2015-02-10	Attempting to render a JPEG with xres and yres set to 1 fails.	Robin Watts
	We end up trying to scale the JPEG up 72 times and fail a malloc. A better plan is to make the image handler disbelieve any xres or yres values less than 72dpi. We take care to still preserve aspect ratios etc.
2014-07-18	fix off-by-one error in fz_unblend_masked_tile	Simon Bünzli
	fz_image::n is used inconsistently: Sometimes it includes the alpha channel and sometimes it doesn't. At the point where fz_unblend_masked_tile is called, it doesn't.
2014-05-27	Fix 693517: Support /SMask/Matte preblended images.	Tor Andersson

2014-05-12	better buffer underflow protection for ba15a8cd3238a3a3c098ad8b7d96cb0e405fc26f	Simon Bünzli

2014-05-07	Bug 695112: only patch height values in JPEG streams	Simon Bünzli
	If the reported height is 0 or too large, use the image size reported in the PDF itself instead (in the case of height 0, the JPEG library is supposed to read the correct value from the DNL segment, but libjpeg doesn't support that).
2014-05-07	Fix 695112: patch JPEG streams with missing dimensions	Tor Andersson
	If a JPEG stream is missing valid values for width/height (usually -1), Adobe Reader substitutes these using the values read from the PDF object. This can be done by scanning and patching the data before passing it to libjpeg. Thanks to zeniko for the patch.
2014-03-18	Fix operator buffering of inline images.	Robin Watts
	Previously pdf_process buffer did not understand inline images. In order to make this work without needlessly duplicating complex code from within pdf-op-run, the parsing of inline images has been moved to happen in pdf-interpret.c. When the op_table entry for BI is called it now expects the inline image to be in csi->img and the dictionary object to be in csi->obj. To make this work, we have had to improve the handling of inline images in general. While non-inline images have been loaded and held in memory in their compressed form and only decoded when required, until now we have always loaded and decoded inline images immediately. This has been due to the difficulty in knowing how many bytes of data to read from the stream - we know the length of the stream once uncompressed, but relating this to the compressed length is hard. To cure this we introduce a new type of filter stream, a 'leecher'. We insert a leecher stream before we build the filters required to decode the image. We then read and discard the appropriate number of uncompressed bytes from the filters. This pulls the compressed data through the leecher stream, which stores it in an fz_buffer. Thus images are now always held in their compressed forms in memory. The pdf-op-run implementation is now trivial. The only real complexity in the pdf-op-buffer implementation is the need to ensure that the /Filter entry in the dictionary object matches the exact point at which we backstopped the decompression.

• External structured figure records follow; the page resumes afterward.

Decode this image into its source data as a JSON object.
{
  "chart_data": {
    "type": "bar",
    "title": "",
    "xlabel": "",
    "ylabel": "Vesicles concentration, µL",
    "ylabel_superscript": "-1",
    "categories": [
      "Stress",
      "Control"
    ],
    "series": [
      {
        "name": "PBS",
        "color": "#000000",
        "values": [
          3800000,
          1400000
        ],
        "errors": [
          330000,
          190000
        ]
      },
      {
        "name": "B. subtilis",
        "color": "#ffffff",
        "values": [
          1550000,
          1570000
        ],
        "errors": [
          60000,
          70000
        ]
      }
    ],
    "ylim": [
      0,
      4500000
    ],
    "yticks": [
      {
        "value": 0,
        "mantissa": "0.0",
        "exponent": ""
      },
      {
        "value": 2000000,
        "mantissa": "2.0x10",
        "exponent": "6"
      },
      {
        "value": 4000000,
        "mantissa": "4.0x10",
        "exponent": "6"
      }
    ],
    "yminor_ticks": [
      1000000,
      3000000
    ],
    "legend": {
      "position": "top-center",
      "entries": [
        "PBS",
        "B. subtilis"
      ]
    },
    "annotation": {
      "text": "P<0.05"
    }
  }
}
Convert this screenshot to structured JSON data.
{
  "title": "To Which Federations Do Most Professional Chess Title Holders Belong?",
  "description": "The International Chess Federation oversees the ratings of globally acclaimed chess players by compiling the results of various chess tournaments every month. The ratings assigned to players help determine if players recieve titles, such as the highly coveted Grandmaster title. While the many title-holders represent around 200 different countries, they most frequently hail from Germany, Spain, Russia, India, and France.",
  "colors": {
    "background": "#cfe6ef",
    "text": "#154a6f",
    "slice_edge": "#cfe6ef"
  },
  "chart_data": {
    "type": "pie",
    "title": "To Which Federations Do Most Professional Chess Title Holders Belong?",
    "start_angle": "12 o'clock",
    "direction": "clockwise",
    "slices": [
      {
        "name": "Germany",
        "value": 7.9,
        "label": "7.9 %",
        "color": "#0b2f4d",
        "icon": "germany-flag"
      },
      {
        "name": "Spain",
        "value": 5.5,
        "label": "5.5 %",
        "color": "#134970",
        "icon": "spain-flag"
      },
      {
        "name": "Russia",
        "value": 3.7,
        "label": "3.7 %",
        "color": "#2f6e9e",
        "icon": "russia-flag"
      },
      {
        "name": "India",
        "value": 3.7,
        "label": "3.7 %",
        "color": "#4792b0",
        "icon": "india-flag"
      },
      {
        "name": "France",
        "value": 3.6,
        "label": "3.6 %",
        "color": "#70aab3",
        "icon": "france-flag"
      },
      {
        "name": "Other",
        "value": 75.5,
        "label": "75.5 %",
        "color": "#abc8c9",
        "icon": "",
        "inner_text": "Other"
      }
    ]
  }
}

2014-03-17	Ensure that small images don't subdivide more than they should.	Robin Watts
	Gridfitting can increase the required width/height of images by up to 2 pixels. This makes images that are rendered very small very sensitive to over quantisation. This can produce 'mushier' images than it should, for instance on tests/Ghent_V3.0/090_Font-Support_x3.pdf (pgmraw, 72dpi)
2014-01-17	Avoid overflows in floating point causing illegal accesses	Robin Watts
	If the scale is too large, the calculation to determine the required size of a pixmap can overflow. This can lead to negative width/heights being passed in, which confuses the subsampling code, leading to SEGVs.
2014-01-16	fix memory leaks in pdf_load_jpx and fz_new_image_from_pixmap	Simon Bünzli
	fz_new_image_from_pixmap expects that the pixmap's colorspace has two references which is contrary to expectations. If it instead addrefs the pixmap's colorspace, the only caller pdf_load_jpx can consistently drop the colorspace after passing it to fz_load_jpx. Also, if the contract is that whatever is passed into fz_new_image_from_pixmap belongs to the new image, then the pixmap also has to be dropped on error so that it isn't leaked.
2014-01-06	add stub files for JPEG-XR support	Simon Bünzli
	See SumatraPDF's repo for a Windows-only implementation using WIC.